I've found that the ideal size of Timemachine drive is just about twice of the target drive. It last for months if not years -- enough to go back. Beyond that, there must be an archival/backup system in place if you still want to get back files deleted years ago.
In my experience there's no need to worry about long term disk usage of Time Machine. The backup is going to get in a bad state and start failing to add new backups, requiring you to wipe it and start over before the drive fills up.
My anecdata is the opposite of yours. My backup history is over 15 years old!
I started backing up using Time Machine when I got my first Mac in 2006. Migrated my sparsebundle from my first Time Capsule to another when I needed a bigger one, then migrated that to a number of other drives drives over the years (which thankfully never failed, but I replaced them every 4 years). Have successfully restored from a backup onto at least ten different laptops (I was upgrading every year for a while). I have literally only ever had “one” Time Machine backup in the entire time that I have had a Mac. Honestly, I’m blown away it still works.
I maintain other backups too, I’m not crazy to think that this is rock solid, but at this point I’m keeping it going just to see how long it will last.
I’ve had this happen enough to just expect it “someday” and learned not to fight it.
When Time Machine goes stupid, just wipe it and start over. Any efforts to try and recover or repair are just folly.
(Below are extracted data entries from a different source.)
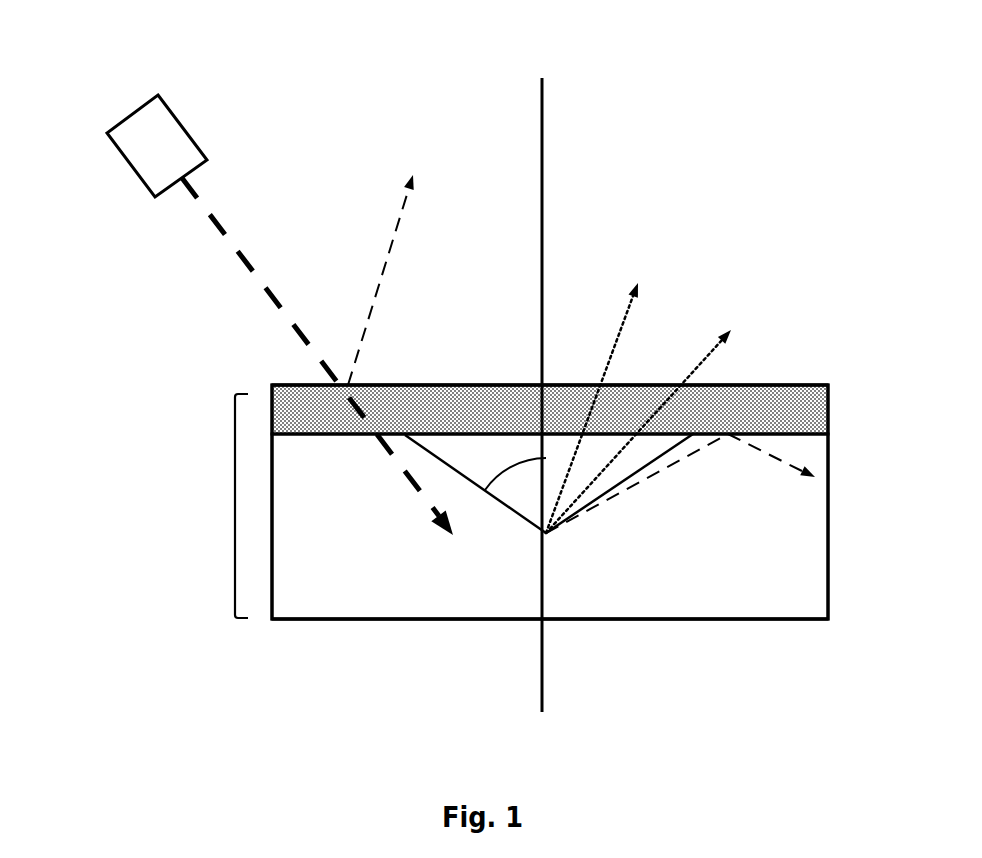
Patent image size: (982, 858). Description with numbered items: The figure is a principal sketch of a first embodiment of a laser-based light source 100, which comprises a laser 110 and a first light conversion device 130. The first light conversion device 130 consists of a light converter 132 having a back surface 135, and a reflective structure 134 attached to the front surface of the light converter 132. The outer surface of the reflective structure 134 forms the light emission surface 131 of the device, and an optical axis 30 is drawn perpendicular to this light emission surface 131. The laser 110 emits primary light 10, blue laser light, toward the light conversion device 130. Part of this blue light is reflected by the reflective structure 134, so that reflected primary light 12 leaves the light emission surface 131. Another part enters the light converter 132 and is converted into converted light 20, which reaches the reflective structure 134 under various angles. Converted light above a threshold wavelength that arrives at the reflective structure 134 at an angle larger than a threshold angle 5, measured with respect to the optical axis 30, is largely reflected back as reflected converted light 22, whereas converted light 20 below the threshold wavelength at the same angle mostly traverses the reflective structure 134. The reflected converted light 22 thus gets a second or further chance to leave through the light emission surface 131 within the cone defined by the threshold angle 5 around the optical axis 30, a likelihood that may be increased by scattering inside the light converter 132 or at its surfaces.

The laser-based light source 100 is at (91, 71).
The laser 110 is at (116, 151).
The primary light 10 is at (248, 268).
The reflected primary light 12 is at (398, 232).
The optical axis 30 is at (545, 98).
The converted light 20 is at (630, 318).
The reflected converted light 22 is at (665, 468).
The threshold angle 5 is at (515, 488).
The first light conversion device 130 is at (235, 507).
The light emission surface 131 is at (788, 385).
The reflective structure 134 is at (829, 415).
The light converter 132 is at (829, 482).
The back surface 135 is at (715, 622).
Just watch your life tick away for days and days only to inevitably fail.
It doesn’t happen often, but does happen every couple years. Many times it’s an indicator the drive is bad.
That said, I’ve never had a problem recovering from TM. Whether it’s a single file, directory, or a complete reinstall.
I have TM for my main drive, and use BackBlaze for everything (including my main and media drives).
I use:
1. TimeMachine on a 20TB TrueNAS ZFS setup
2. BackBlaze
3. ...not a versioned backup, but iCloud Synching, which is a useful disaster recovery.